Gıdaların pişirme de dahil herhangi bir yolla işlenmesi besin öğelerinde bir miktar azalmaya yol açar. Bu kayıplar uygulanan sıcaklığa ve sürenin uzunluğuna bağlı olarak artar. Tahıllar, kuru baklagiller, çoğu et ve patates, kereviz, patlıcan gibi bazı sebzelerin yenebilir duruma gelmesi için pişirilmesi gerekir. Pişme sonucunda daha yumuşak hale gelen bu gıdaların çiğnenmesi ve sindirimi kolaylaşır.
Ayrıca, pişirme gıdalar içinde bulunabilecek sağlığa zararlı mikrop ve diğer maddelerin yok edilmesini sağlar.
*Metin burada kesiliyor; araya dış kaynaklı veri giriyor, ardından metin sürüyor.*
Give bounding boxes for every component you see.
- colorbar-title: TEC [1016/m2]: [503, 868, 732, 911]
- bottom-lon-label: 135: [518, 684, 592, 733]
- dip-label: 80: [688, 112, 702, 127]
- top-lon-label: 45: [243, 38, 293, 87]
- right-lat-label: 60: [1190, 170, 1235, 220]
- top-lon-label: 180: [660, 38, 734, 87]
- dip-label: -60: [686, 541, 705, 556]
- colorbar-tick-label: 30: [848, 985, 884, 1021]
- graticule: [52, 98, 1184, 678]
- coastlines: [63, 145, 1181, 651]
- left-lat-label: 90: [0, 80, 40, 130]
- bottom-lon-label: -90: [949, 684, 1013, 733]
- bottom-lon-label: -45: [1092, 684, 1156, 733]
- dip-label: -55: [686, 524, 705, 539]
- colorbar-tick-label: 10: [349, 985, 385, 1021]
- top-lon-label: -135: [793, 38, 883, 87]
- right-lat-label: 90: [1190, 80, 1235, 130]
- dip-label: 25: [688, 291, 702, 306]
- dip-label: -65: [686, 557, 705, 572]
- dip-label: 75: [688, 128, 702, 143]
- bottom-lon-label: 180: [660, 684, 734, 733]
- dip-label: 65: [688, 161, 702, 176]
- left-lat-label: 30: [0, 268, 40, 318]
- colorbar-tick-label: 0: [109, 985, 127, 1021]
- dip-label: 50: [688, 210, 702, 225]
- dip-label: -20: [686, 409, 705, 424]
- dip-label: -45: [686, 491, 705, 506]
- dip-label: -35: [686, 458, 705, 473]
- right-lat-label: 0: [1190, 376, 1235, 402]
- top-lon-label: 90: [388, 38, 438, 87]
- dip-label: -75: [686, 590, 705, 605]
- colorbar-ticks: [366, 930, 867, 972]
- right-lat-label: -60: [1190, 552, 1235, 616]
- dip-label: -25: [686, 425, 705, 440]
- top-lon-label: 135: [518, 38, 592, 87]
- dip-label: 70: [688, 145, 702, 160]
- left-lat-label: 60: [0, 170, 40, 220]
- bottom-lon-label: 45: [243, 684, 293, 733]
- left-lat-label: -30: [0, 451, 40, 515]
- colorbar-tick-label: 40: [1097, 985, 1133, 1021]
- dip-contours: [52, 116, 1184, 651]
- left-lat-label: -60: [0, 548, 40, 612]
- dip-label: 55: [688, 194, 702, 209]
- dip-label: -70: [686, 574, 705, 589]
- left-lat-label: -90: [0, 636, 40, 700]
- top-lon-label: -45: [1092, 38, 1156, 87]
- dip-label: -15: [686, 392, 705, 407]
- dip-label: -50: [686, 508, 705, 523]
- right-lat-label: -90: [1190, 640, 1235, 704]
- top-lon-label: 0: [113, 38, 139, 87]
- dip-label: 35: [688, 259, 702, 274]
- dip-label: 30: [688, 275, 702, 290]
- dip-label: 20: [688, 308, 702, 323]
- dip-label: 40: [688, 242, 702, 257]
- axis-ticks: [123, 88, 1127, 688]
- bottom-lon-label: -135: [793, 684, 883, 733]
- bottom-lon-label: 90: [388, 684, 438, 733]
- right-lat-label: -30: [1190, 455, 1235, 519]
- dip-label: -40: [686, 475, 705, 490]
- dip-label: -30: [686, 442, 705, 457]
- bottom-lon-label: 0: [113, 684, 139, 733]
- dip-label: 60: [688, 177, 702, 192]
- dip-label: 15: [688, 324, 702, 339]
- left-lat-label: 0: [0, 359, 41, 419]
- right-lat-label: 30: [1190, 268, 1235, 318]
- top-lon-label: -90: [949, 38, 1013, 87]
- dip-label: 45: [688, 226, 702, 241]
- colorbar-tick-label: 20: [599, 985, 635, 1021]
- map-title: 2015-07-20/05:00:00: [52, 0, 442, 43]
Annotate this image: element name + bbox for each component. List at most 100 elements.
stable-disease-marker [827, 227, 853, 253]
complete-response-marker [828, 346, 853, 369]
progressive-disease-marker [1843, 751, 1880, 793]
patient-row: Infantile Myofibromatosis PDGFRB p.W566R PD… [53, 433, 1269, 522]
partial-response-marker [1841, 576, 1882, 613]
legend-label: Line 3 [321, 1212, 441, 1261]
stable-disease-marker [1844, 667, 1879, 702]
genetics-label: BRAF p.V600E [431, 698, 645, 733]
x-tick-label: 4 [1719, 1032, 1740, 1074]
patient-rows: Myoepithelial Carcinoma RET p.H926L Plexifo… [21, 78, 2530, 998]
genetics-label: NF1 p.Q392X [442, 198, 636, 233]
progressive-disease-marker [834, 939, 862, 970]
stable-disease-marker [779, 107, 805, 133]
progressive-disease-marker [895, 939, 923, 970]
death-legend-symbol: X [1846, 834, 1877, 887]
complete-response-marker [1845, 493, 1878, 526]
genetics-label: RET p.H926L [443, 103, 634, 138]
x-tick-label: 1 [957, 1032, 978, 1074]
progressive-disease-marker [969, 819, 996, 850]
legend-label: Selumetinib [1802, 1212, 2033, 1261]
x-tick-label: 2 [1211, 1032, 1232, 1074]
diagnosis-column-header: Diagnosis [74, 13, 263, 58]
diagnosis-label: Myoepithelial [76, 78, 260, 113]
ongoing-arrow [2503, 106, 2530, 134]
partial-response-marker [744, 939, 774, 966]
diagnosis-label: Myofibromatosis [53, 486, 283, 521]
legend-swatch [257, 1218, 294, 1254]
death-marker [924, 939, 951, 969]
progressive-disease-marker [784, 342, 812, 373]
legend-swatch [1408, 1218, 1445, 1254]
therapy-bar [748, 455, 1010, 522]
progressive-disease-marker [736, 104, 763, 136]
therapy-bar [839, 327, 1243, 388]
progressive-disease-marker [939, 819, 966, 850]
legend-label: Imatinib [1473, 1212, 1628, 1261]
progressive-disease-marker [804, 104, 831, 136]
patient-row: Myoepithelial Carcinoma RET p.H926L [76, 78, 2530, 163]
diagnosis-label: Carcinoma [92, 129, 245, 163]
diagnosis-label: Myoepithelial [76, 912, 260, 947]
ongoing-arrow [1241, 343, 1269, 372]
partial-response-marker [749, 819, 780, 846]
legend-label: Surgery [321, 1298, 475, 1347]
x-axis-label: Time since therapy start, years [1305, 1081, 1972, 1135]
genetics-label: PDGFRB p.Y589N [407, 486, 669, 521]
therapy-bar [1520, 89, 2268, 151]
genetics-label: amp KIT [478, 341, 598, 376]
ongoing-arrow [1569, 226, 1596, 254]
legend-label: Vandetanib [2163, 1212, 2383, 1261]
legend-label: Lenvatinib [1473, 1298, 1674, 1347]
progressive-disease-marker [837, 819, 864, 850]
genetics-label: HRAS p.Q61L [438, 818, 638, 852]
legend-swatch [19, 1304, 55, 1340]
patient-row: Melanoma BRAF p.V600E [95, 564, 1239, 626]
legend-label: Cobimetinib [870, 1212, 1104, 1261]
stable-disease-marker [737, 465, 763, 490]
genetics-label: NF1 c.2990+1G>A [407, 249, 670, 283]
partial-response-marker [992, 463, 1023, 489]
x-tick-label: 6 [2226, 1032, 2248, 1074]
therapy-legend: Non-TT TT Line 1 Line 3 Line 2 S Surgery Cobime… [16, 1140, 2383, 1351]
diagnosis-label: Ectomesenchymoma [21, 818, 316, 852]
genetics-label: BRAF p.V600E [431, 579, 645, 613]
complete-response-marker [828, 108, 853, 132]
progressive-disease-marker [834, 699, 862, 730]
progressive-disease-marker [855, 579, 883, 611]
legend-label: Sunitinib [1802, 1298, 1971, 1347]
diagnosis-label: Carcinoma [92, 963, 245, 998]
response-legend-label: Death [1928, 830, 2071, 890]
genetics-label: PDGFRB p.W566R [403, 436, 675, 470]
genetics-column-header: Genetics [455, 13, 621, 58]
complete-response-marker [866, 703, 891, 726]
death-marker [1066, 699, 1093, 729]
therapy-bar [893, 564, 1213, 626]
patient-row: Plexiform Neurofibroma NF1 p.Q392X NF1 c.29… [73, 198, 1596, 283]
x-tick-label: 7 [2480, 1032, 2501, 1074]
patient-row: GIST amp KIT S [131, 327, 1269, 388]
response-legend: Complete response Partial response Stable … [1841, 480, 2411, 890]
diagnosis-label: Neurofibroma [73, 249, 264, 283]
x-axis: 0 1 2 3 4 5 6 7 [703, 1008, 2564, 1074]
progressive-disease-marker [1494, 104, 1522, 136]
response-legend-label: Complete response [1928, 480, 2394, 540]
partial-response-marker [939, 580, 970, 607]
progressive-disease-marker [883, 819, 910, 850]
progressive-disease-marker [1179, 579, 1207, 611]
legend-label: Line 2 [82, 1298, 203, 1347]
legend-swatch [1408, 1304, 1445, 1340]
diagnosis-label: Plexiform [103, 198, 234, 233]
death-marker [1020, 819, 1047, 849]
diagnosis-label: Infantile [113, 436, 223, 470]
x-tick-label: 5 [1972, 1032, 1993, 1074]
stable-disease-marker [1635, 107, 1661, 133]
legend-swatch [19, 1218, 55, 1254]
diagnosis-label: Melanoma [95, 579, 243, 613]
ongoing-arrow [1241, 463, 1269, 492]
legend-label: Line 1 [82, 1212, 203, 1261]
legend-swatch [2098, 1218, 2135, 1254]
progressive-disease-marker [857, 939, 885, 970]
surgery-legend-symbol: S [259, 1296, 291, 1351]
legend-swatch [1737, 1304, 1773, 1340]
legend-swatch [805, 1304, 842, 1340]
Örneğin, çiğ yumurta salmonella bakterisinin, çiğ et çeşitli parazit ve bakterilerin, pastörize edilmemiş çiğ süt birçok hastalık mikrobunun vücuda girmesine neden olur.
Buna karşılık çiğ olarak yenebilen sebze ve meyvelerden besin öğelerini ve kanser, kalp gibi çeşitli hastalıklardan koruyucu maddeleri daha fazla alırız. Ayrıca, bu gıdaları çiğnerken artan tükürük, dişler arasında kalan artıkları temizlediği için diş çürümeleri azalabilir.
Ancak, likopen gibi bazı antioksidan maddeler pişmiş ve işlem görmüş domates ürünlerinde (salça, sos ve ketçap) çiğ domatese göre daha çoktur. Bu nedenle gıdayı çiğ veya pişmiş yemeye karar verirken olumlu ve olumsuz yönlerini bir teraziye koyup hangi kefe ağır basıyorsa ona göre davranmak gerekir. Örneğin, sütün pastorizasyonu ya da etin pişirilmesiyle oluşan besin kayıpları yanında mikropların ölmesi her zaman ağır basmalıdır.
Genelde gıdalardaki besin kayıplarını en aza indirmek için sıcaklığı düşük tutmak, kısa sürede ve az su içinde pişirmeye dikkat etmek en iyi yoldur.